Once you have a map name, you need a map to go with it. Take a look at this code, which is the map for our shapes image above:
<MAP NAME="shapes_1">
<AREA SHAPE="Rect" coords="37, 25, 137, 72" href="#">
<AREA SHAPE="Circle" coords="205 49, 29" href="#">
<AREA SHAPE="Poly" coords="317, 23, 349, 76, 284, 76" href="#">
</MAP>
So you have two MAP tags, a start and an end one. The first MAP tag takes a NAME attribute. This is the USEMAP name from your IMG code. In between the two MAP tags you need at least one AREA tag. The AREA tag takes attributes of its own: SHAPE, COORDS, and HREF. The shapes you can have are RECT (short for rectangle), CIRCLE, and POLY (short for polygon). Each shape needs some coordinates (the COORDS attribute). For any rectangular area of your image you need the coordinates of the top left corner in pixels. Ours was 37 and 25. This means 37 pixels from the left edge of the image itself (the X direction), and 25 pixels down from the top of your image (the Y direction). The bottom right of our rectangle was 137 pixels in the X direction and 72 in the Y direction.

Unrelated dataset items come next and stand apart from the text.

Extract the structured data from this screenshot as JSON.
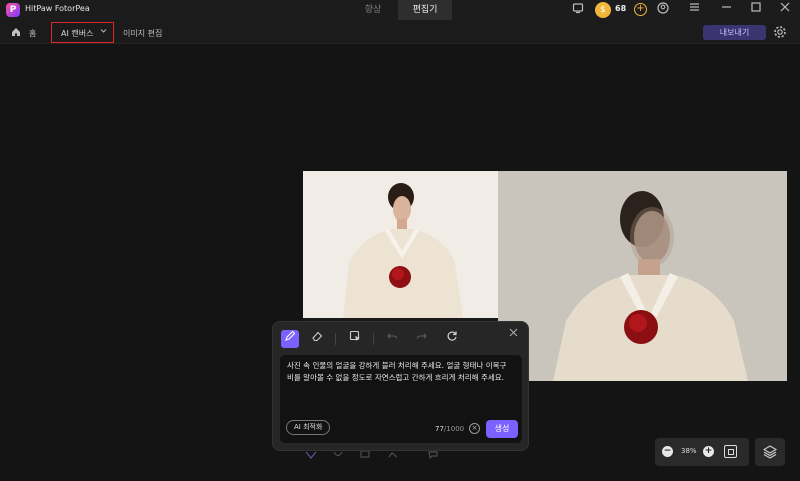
{
  "titlebar": {
    "app_title": "HitPaw FotorPea",
    "logo_letter": "P",
    "tabs": [
      {
        "label": "향상",
        "active": false
      },
      {
        "label": "편집기",
        "active": true
      }
    ],
    "credits": "68",
    "icons": [
      "screen-icon",
      "coin-icon",
      "add-credits-icon",
      "user-icon",
      "menu-icon",
      "minimize-icon",
      "maximize-icon",
      "close-icon"
    ]
  },
  "toolbar": {
    "home_label": "홈",
    "ai_canvas_label": "AI 캔버스",
    "image_edit_label": "이미지 편집",
    "export_label": "내보내기"
  },
  "dialog": {
    "prompt": "사진 속 인물의 얼굴을 강하게 블러 처리해 주세요. 얼굴 형태나 이목구비를 알아볼 수 없을 정도로 자연스럽고 간하게 흐리게 처리해 주세요.",
    "ai_optimize_label": "AI 최적화",
    "char_count": "77",
    "char_limit": "/1000",
    "generate_label": "생성"
  },
  "zoom": {
    "value": "38%"
  },
  "colors": {
    "accent": "#7b61ff",
    "highlight_box": "#e0262b",
    "background": "#141414"
  }
}
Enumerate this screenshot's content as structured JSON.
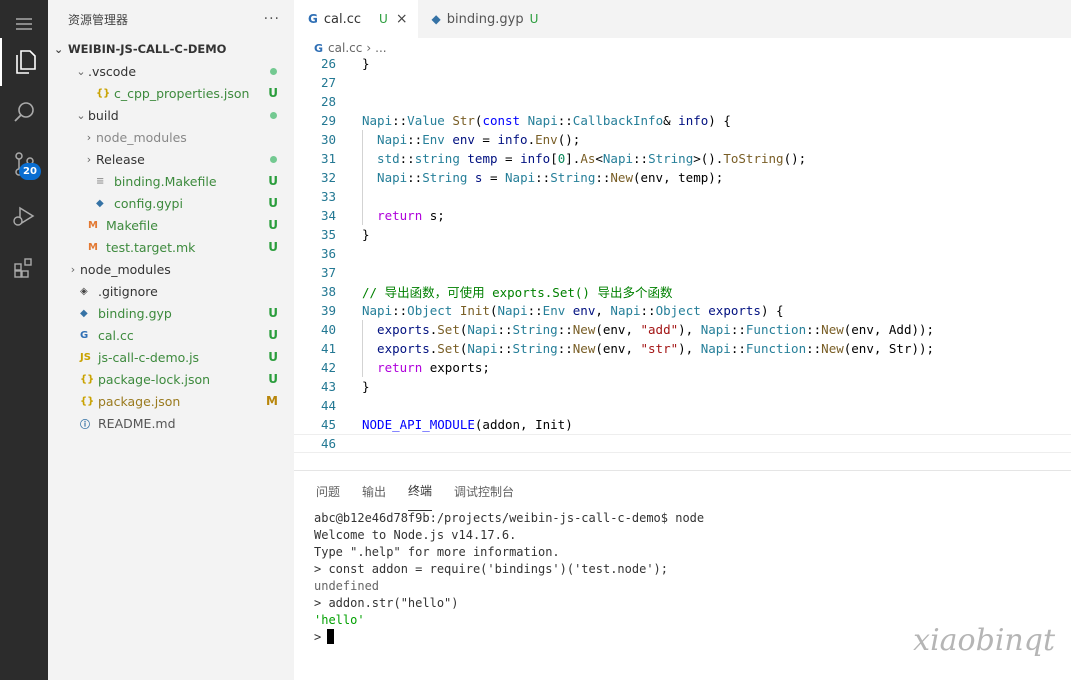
{
  "sidebar": {
    "title": "资源管理器",
    "more": "···",
    "root": "WEIBIN-JS-CALL-C-DEMO",
    "items": [
      {
        "label": ".vscode",
        "chev": "⌄",
        "indent": 1,
        "icon": "",
        "status": "dot"
      },
      {
        "label": "c_cpp_properties.json",
        "chev": "",
        "indent": 2,
        "icon": "{}",
        "iconColor": "#c9a200",
        "status": "U"
      },
      {
        "label": "build",
        "chev": "⌄",
        "indent": 1,
        "icon": "",
        "status": "dot"
      },
      {
        "label": "node_modules",
        "chev": "›",
        "indent": 2,
        "icon": "",
        "status": "",
        "grey": true
      },
      {
        "label": "Release",
        "chev": "›",
        "indent": 2,
        "icon": "",
        "status": "dot"
      },
      {
        "label": "binding.Makefile",
        "chev": "",
        "indent": 2,
        "icon": "≡",
        "iconColor": "#999",
        "status": "U"
      },
      {
        "label": "config.gypi",
        "chev": "",
        "indent": 2,
        "icon": "◆",
        "iconColor": "#3572a5",
        "status": "U"
      },
      {
        "label": "Makefile",
        "chev": "",
        "indent": 1,
        "icon": "M",
        "iconColor": "#e37933",
        "status": "U"
      },
      {
        "label": "test.target.mk",
        "chev": "",
        "indent": 1,
        "icon": "M",
        "iconColor": "#e37933",
        "status": "U"
      },
      {
        "label": "node_modules",
        "chev": "›",
        "indent": 0,
        "icon": "",
        "status": ""
      },
      {
        "label": ".gitignore",
        "chev": "",
        "indent": 0,
        "icon": "◈",
        "iconColor": "#444",
        "status": ""
      },
      {
        "label": "binding.gyp",
        "chev": "",
        "indent": 0,
        "icon": "◆",
        "iconColor": "#3572a5",
        "status": "U"
      },
      {
        "label": "cal.cc",
        "chev": "",
        "indent": 0,
        "icon": "G",
        "iconColor": "#2f6fb5",
        "status": "U"
      },
      {
        "label": "js-call-c-demo.js",
        "chev": "",
        "indent": 0,
        "icon": "JS",
        "iconColor": "#c9a200",
        "status": "U"
      },
      {
        "label": "package-lock.json",
        "chev": "",
        "indent": 0,
        "icon": "{}",
        "iconColor": "#c9a200",
        "status": "U"
      },
      {
        "label": "package.json",
        "chev": "",
        "indent": 0,
        "icon": "{}",
        "iconColor": "#c9a200",
        "status": "M"
      },
      {
        "label": "README.md",
        "chev": "",
        "indent": 0,
        "icon": "ⓘ",
        "iconColor": "#3572a5",
        "status": ""
      }
    ]
  },
  "activity": {
    "scm_badge": "20"
  },
  "editor": {
    "tabs": [
      {
        "label": "cal.cc",
        "status": "U",
        "close": "×"
      },
      {
        "label": "binding.gyp",
        "status": "U"
      }
    ],
    "breadcrumb": {
      "file": "cal.cc",
      "sep": "›",
      "rest": "..."
    },
    "lines": [
      {
        "n": "26",
        "code": [
          [
            "}",
            ""
          ]
        ]
      },
      {
        "n": "27",
        "code": []
      },
      {
        "n": "28",
        "code": []
      },
      {
        "n": "29",
        "code": [
          [
            "Napi",
            "t"
          ],
          [
            "::",
            ""
          ],
          [
            "Value",
            "t"
          ],
          [
            " ",
            ""
          ],
          [
            "Str",
            "f"
          ],
          [
            "(",
            ""
          ],
          [
            "const",
            "k"
          ],
          [
            " ",
            ""
          ],
          [
            "Napi",
            "t"
          ],
          [
            "::",
            ""
          ],
          [
            "CallbackInfo",
            "t"
          ],
          [
            "& ",
            ""
          ],
          [
            "info",
            "v"
          ],
          [
            ") {",
            ""
          ]
        ]
      },
      {
        "n": "30",
        "code": [
          [
            "  Napi",
            "t"
          ],
          [
            "::",
            ""
          ],
          [
            "Env",
            "t"
          ],
          [
            " ",
            ""
          ],
          [
            "env",
            "v"
          ],
          [
            " = ",
            ""
          ],
          [
            "info",
            "v"
          ],
          [
            ".",
            ""
          ],
          [
            "Env",
            "f"
          ],
          [
            "();",
            ""
          ]
        ]
      },
      {
        "n": "31",
        "code": [
          [
            "  std",
            "t"
          ],
          [
            "::",
            ""
          ],
          [
            "string",
            "t"
          ],
          [
            " ",
            ""
          ],
          [
            "temp",
            "v"
          ],
          [
            " = ",
            ""
          ],
          [
            "info",
            "v"
          ],
          [
            "[",
            ""
          ],
          [
            "0",
            "n"
          ],
          [
            "].",
            ""
          ],
          [
            "As",
            "f"
          ],
          [
            "<",
            ""
          ],
          [
            "Napi",
            "t"
          ],
          [
            "::",
            ""
          ],
          [
            "String",
            "t"
          ],
          [
            ">().",
            ""
          ],
          [
            "ToString",
            "f"
          ],
          [
            "();",
            ""
          ]
        ]
      },
      {
        "n": "32",
        "code": [
          [
            "  Napi",
            "t"
          ],
          [
            "::",
            ""
          ],
          [
            "String",
            "t"
          ],
          [
            " ",
            ""
          ],
          [
            "s",
            "v"
          ],
          [
            " = ",
            ""
          ],
          [
            "Napi",
            "t"
          ],
          [
            "::",
            ""
          ],
          [
            "String",
            "t"
          ],
          [
            "::",
            ""
          ],
          [
            "New",
            "f"
          ],
          [
            "(env, temp);",
            ""
          ]
        ]
      },
      {
        "n": "33",
        "code": []
      },
      {
        "n": "34",
        "code": [
          [
            "  ",
            ""
          ],
          [
            "return",
            "kw"
          ],
          [
            " s;",
            ""
          ]
        ]
      },
      {
        "n": "35",
        "code": [
          [
            "}",
            ""
          ]
        ]
      },
      {
        "n": "36",
        "code": []
      },
      {
        "n": "37",
        "code": []
      },
      {
        "n": "38",
        "code": [
          [
            "// 导出函数，可使用 exports.Set() 导出多个函数",
            "c"
          ]
        ]
      },
      {
        "n": "39",
        "code": [
          [
            "Napi",
            "t"
          ],
          [
            "::",
            ""
          ],
          [
            "Object",
            "t"
          ],
          [
            " ",
            ""
          ],
          [
            "Init",
            "f"
          ],
          [
            "(",
            ""
          ],
          [
            "Napi",
            "t"
          ],
          [
            "::",
            ""
          ],
          [
            "Env",
            "t"
          ],
          [
            " ",
            ""
          ],
          [
            "env",
            "v"
          ],
          [
            ", ",
            ""
          ],
          [
            "Napi",
            "t"
          ],
          [
            "::",
            ""
          ],
          [
            "Object",
            "t"
          ],
          [
            " ",
            ""
          ],
          [
            "exports",
            "v"
          ],
          [
            ") {",
            ""
          ]
        ]
      },
      {
        "n": "40",
        "code": [
          [
            "  exports",
            "v"
          ],
          [
            ".",
            ""
          ],
          [
            "Set",
            "f"
          ],
          [
            "(",
            ""
          ],
          [
            "Napi",
            "t"
          ],
          [
            "::",
            ""
          ],
          [
            "String",
            "t"
          ],
          [
            "::",
            ""
          ],
          [
            "New",
            "f"
          ],
          [
            "(env, ",
            ""
          ],
          [
            "\"add\"",
            "s"
          ],
          [
            "), ",
            ""
          ],
          [
            "Napi",
            "t"
          ],
          [
            "::",
            ""
          ],
          [
            "Function",
            "t"
          ],
          [
            "::",
            ""
          ],
          [
            "New",
            "f"
          ],
          [
            "(env, Add));",
            ""
          ]
        ]
      },
      {
        "n": "41",
        "code": [
          [
            "  exports",
            "v"
          ],
          [
            ".",
            ""
          ],
          [
            "Set",
            "f"
          ],
          [
            "(",
            ""
          ],
          [
            "Napi",
            "t"
          ],
          [
            "::",
            ""
          ],
          [
            "String",
            "t"
          ],
          [
            "::",
            ""
          ],
          [
            "New",
            "f"
          ],
          [
            "(env, ",
            ""
          ],
          [
            "\"str\"",
            "s"
          ],
          [
            "), ",
            ""
          ],
          [
            "Napi",
            "t"
          ],
          [
            "::",
            ""
          ],
          [
            "Function",
            "t"
          ],
          [
            "::",
            ""
          ],
          [
            "New",
            "f"
          ],
          [
            "(env, Str));",
            ""
          ]
        ]
      },
      {
        "n": "42",
        "code": [
          [
            "  ",
            ""
          ],
          [
            "return",
            "kw"
          ],
          [
            " exports;",
            ""
          ]
        ]
      },
      {
        "n": "43",
        "code": [
          [
            "}",
            ""
          ]
        ]
      },
      {
        "n": "44",
        "code": []
      },
      {
        "n": "45",
        "code": [
          [
            "NODE_API_MODULE",
            "k"
          ],
          [
            "(addon, Init)",
            ""
          ]
        ]
      },
      {
        "n": "46",
        "code": []
      }
    ]
  },
  "panel": {
    "tabs": [
      "问题",
      "输出",
      "终端",
      "调试控制台"
    ],
    "active_tab": 2,
    "terminal": [
      {
        "text": "abc@b12e46d78f9b:/projects/weibin-js-call-c-demo$ node",
        "style": ""
      },
      {
        "text": "Welcome to Node.js v14.17.6.",
        "style": ""
      },
      {
        "text": "Type \".help\" for more information.",
        "style": ""
      },
      {
        "text": "> const addon = require('bindings')('test.node');",
        "style": ""
      },
      {
        "text": "undefined",
        "style": "grey"
      },
      {
        "text": "> addon.str(\"hello\")",
        "style": ""
      },
      {
        "text": "'hello'",
        "style": "green"
      },
      {
        "text": ">",
        "style": "prompt"
      }
    ]
  },
  "watermark": "xiaobinqt"
}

For a circle, you need the X and Y values for the centre of your circle. You measure from the left of the whole image, not the left edge of the circle. For the Y direction, you measure from the top of your image. The third coordinate you need for a circle is the radius (half the diameter).
For a Polygon, you need X and Y coordinates for each point. Our polygon is a triangle, so has an X and Y value for each of the three points.
The HREF attribute is the web page a visitor is taken to when an area on the map is clicked. We've typed a # symbol. This means "don't go anywhere - stay on the same page".